Just how did the FBI decide that the Department of Justice had no grounds to prosecute Hillary Clinton for her transmission of highly classified information through a secret and unauthorized e-mail server? ABC News reports that we may all shortly find out … assuming we can read through the redactions. In response to FOIA demands from the media, the FBI will release documents from the investigation, including the “302s” detailing their interview with the Democratic presidential nominee:
The FBI is working to release to the public several documents at the heart of its decision not to recommend charges against Hillary Clinton for her use of a private email server during her tenure as secretary of state and the Justice Department’s ultimate decision to follow the FBI’s recommendation, sources told ABC News today. …
It’s unclear exactly which documents will be released. But CNN — one of the media organizations to file a FOIA request and the first to report on the pending response — said the release will include the FBI’s report to the Justice Department detailing its recommendations in the case, and FBI notes known as a “302” from Hillary Clinton’s voluntary interview with agents.
Don’t expect too much out of the document dump. Members of Congress, including House Oversight chair Jason Chaffetz (R-UT), complained about the amount of redactions in the files they accessed in the FBI’s cooperation with Capitol Hill. Chaffetz argued that the heavy black ink in the files demonstrated that Hillary lied about exposing sensitive information, and raises questions about why the FBI decided to punt on recommending prosecution:
“Hillary Clinton is out there saying there’s not very much sensitive information in there, that she didn’t trade in sensitive classified information. It’s so sensitive and so classified that even I as the chairman of the Oversight Committee don’t have the high level of clearance to see what’s in those materials,” Chaffetz said. “I think the documents are overly classified. We’re going to call on the FBI this week to give us a version where there’s non-classified, the unclassified material and the classified material redacted so that that could be out there in the public. I think that’s the right thing to do.”

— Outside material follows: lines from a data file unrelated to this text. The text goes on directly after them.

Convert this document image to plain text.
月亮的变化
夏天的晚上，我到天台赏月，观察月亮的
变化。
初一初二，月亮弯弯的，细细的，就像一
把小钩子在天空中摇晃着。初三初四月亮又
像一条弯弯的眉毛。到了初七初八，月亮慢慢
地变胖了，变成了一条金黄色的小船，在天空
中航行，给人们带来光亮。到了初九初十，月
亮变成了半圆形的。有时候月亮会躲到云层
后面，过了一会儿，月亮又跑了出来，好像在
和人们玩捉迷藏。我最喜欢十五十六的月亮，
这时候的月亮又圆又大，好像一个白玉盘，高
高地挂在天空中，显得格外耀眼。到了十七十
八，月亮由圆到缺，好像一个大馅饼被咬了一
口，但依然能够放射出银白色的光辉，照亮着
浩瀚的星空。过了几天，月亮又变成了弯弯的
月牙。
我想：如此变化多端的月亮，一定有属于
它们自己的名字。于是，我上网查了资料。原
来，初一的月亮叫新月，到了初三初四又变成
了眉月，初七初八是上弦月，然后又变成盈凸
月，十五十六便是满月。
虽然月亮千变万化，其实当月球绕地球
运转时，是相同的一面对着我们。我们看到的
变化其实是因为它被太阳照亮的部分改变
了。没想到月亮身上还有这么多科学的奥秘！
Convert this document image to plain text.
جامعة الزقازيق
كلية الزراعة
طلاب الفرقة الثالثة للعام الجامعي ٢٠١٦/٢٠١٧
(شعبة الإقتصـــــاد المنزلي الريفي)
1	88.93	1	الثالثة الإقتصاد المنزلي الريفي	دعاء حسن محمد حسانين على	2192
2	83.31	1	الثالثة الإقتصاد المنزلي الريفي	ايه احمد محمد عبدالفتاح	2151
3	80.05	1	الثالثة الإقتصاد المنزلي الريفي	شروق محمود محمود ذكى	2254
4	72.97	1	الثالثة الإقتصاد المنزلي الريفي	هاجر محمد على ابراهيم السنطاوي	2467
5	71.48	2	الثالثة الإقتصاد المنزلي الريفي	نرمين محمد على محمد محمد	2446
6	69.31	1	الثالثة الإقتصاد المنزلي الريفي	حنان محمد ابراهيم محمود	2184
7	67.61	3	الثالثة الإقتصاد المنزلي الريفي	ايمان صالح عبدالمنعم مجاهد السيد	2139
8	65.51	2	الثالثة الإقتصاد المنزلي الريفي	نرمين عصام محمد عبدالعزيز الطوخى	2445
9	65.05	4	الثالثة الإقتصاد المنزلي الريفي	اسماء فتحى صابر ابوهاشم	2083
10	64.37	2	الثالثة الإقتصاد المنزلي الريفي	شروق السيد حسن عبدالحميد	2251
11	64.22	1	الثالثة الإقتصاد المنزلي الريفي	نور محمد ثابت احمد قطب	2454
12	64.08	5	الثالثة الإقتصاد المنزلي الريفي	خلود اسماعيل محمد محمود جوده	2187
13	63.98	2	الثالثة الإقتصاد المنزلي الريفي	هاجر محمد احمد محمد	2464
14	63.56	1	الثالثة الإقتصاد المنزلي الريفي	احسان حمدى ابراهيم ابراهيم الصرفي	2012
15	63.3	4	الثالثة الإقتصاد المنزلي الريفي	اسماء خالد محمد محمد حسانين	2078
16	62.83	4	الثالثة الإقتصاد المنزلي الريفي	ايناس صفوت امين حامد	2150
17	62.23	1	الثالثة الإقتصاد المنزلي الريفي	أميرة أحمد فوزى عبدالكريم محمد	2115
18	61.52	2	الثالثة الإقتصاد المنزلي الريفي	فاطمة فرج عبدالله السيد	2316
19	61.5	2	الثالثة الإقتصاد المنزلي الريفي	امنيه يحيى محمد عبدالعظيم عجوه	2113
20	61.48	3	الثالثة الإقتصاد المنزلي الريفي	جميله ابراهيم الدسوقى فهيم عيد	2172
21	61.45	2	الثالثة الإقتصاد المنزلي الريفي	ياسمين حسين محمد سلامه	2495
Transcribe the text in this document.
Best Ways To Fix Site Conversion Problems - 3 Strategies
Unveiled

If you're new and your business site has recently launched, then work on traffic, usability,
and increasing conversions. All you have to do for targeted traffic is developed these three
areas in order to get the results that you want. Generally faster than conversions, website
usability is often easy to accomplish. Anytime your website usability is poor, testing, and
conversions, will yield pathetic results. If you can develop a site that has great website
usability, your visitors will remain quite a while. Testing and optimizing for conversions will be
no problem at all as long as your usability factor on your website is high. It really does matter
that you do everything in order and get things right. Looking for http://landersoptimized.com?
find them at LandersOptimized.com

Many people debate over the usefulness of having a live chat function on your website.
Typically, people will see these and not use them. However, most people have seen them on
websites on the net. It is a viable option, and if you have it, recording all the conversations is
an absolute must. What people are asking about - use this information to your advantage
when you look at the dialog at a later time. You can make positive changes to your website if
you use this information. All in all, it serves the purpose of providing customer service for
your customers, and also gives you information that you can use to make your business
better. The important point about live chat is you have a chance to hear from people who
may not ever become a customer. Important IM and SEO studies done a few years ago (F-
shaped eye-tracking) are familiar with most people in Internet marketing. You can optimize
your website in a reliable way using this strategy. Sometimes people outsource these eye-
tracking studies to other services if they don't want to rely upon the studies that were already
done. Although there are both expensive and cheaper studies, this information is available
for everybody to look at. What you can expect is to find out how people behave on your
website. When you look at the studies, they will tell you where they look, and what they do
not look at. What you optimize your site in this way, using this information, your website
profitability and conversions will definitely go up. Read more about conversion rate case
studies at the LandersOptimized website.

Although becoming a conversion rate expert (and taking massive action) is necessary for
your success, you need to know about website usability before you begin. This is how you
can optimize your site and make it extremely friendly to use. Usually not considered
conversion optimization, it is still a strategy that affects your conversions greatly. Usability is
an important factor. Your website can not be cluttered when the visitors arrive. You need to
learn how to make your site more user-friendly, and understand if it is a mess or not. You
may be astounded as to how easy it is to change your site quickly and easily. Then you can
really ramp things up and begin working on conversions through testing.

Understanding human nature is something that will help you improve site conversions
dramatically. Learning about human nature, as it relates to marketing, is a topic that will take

There’s also a question of which files will get released. Chaffetz explained that two releases from the FBI had two different versions of probe documents:
Chaffetz then said he discovered Sunday night that the FBI, when asked to provide a second copy of the documents in a classified setting, gave documents that are “different.”
“So we have a second set of documents that’s now different,” Chaffetz said. “When you turn them page by page, they’re different. I don’t know why that happened.”
CNN reports that the file will include the FBI’s report to the DoJ and the Hillary 302s — but not those of her aides:
Also to be released is Hillary Clinton’s 302, the FBI agent notes from Clinton’s voluntary interview at FBI headquarters. The report is about 30 pages, and the 302 is about a dozen pages according to the officials.
Not yet being released are additional notes from interviews of Clinton aides or other investigative materials that were sent to Congress.
Team Hillary declared that they’re “very pleased” by this development, while the CNN anchor seemed a bit skeptical:
Kristina Schake says they’re happy because it will cut off any attempts to “selectively leak” the contents. That’s probably true, but with all of the redactions and exclusions in the file being released, one can argue that the FBI itself is selectively leaking the portions of the record that make their decision look good … or at least less bad. Besides, it’s difficult to take Schake seriously when she extols Hillary Clinton’s public transparency during the investigation.